A lot of this came up in a video by Adam Neely, a jazz bassist and educator on YouTube, where he asked the big question: “Is Laufey jazz?” His answer was basically “yes, but also no, but also who cares,” which honestly sums up the whole debate. He talks through her harmonic choices and highlights the jazz roots in her music, but also points out that she doesn’t look or sound like what people traditionally associate with jazz, especially as a young, mixed-race woman writing soft, vulnerable songs about her emotions. And that, unfortunately, is probably a big reason why some people are hesitant to let her into the jazz genre. Neely makes a point that stuck with me: jazz isn’t just about sound, it’s about context. Laufey is part of a new context, one shaped by Gen Z, social media, and emotional storytelling. She’s not recreating jazz as it was—she’s evolving it into something that still feels like jazz, even if it’s filtered through a new lens.
My favorite Laufey song is “Must Be Love.” It’s one of those songs that feels like it’s floating—fragile, airy, like it could disappear if you breathe too hard. The lyrics are simple but hit in that quiet, devastating way she’s so good at. Especially when she sings, “Friends asking me where I’ve been hiding / I’m losing hours in your eyes.” That soft sadness doesn’t need to scream to be powerful—it just sits with you. That’s what I think Laufey does best. She captures the in-between feelings, the moments that are hard to describe but easy to recognize when you hear them. And in my opinion, that kind of emotional honesty matters a lot more than whether or not something fits into a strict genre box.
If anything, Laufey is making jazz feel approachable again, for people who maybe never thought it was for them. She’s not trying to be Miles Davis or Ella Fitzgerald. She’s not pretending to be something she’s not. She’s making music that’s influenced by jazz, shaped by it, and clearly respectful of it, even if it doesn’t tick every traditional box. And maybe that’s exactly what jazz needs. Because if genre becomes so strict that we can’t let new artists in, then it stops growing. It becomes a museum instead of a living thing.

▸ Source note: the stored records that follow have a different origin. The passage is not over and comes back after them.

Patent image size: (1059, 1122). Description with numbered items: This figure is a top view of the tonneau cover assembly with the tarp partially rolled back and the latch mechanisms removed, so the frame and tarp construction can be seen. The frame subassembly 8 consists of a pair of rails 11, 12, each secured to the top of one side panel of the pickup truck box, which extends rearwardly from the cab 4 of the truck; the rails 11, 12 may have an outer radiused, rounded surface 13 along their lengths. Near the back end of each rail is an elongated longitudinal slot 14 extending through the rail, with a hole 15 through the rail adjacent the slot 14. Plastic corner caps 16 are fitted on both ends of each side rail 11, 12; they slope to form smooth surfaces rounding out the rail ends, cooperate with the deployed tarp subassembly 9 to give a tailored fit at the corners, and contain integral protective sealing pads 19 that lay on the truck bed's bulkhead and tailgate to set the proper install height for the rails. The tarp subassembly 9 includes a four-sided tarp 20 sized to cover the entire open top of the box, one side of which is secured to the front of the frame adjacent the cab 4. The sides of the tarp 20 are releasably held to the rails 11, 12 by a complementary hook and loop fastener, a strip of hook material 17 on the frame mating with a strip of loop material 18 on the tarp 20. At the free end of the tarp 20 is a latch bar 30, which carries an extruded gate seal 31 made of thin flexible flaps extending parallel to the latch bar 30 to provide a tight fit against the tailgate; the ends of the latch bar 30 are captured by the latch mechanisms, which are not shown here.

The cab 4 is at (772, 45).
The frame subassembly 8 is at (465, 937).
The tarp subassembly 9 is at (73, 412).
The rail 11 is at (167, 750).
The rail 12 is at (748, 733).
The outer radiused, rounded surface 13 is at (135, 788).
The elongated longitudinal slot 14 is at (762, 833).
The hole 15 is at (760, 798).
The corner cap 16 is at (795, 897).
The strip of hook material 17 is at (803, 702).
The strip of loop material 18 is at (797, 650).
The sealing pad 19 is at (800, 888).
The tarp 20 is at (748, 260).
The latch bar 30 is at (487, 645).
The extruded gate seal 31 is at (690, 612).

Genre can help us understand music, but it can also be used to shut people out, especially artists who don’t fit the mold. Laufey isn’t trying to prove anything to the jazz purists. She’s just making music that feels honest and real. And whether you call it jazz or not, it resonates with a lot of people. So is Laufey jazz? Kind of. Maybe not in the strictest sense, but she’s definitely part of the conversation. And if her music helps more people feel something—or even just gets them curious about jazz—that feels like a win to me.